The little elephant cried below, its mother cried above, and everyone joined in. The elephant sister, who usually helped the mother take care of the little one, cried and blamed herself: “It’s all my fault. It was because I didn’t look after it carefully. Why didn’t I keep it between me and our mother?” The grandmother elephant, whose voice was hoarse and breath heavy, cried the most bitterly, her large ears standing up. The brother elephant, who normally would leave the family in a year or two and was starting to be indifferent to family matters, turned his cries into loud trumpeting, scaring away a few shrikes perched on the cliff top. The aunt elephant, who had never been pregnant but deeply yearned for a child, curled her trunk in fear and didn’t dare extend it, seeing the little elephant disappear under the ground. She vowed that if she ever had a child, she would always keep it by her side, never letting it near the edge of a cliff.

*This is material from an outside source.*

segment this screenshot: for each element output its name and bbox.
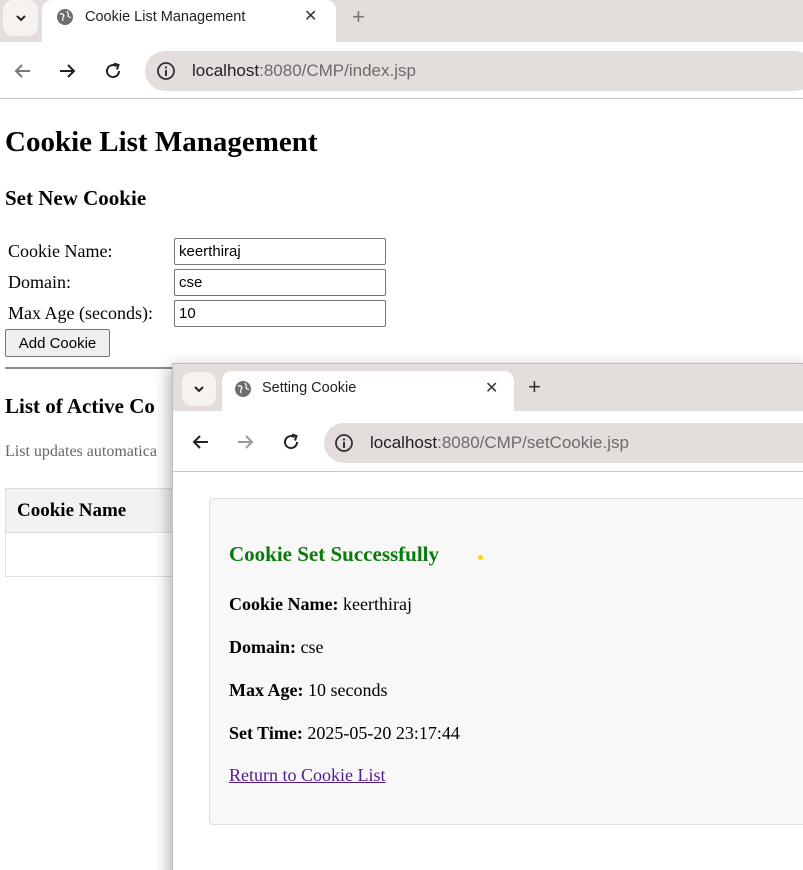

The five elephants focused intently on their crying, their cries piercing and persistent. The vast sky above filled with drifting clouds, which sympathetically floated over, casting shadows on them: “Don’t let the strong sunlight harm the elephants.” A breeze blew through the long, narrow valley, bringing silence and carrying away the elephants’ sorrow. The sorrow drifted away. A patch of dock flowers suddenly wilted in fright, while a patch of knotweed flowers suddenly bloomed. Seven or eight stick flowers held hands and trembled, sending out wave after wave of bright green ripples. A few shrikes, startled away earlier, hurried back, diving into the valley, their minds flashing with a gleam of wild joy: perhaps there was meat to be had.
If you were walking a tightrope along the Tropic of Cancer, at 99°35’E longitude, and accidentally fell, you would land in this north-south green valley. The valley is deep and quiet, with a swift river below, its banks covered with soft, thick subtropical vegetation. So, if you fell, you would most likely survive. Please stand up and walk a few steps south, and you will encounter the little elephant. Of course, you might not fall if you are light enough and have strong arms, opting to swing on the Tropic of Cancer, waiting for a quick rescue. In that case, you wouldn’t see the little elephant, and you would have missed a great opportunity to make friends with an elephant and explore the mysteries of nature. Our Tropic of Cancer, which humanity can only look down upon and never up, now rests on the trembling back of the little elephant and on the pinkish cleome flowers between the two legs of the cane flower.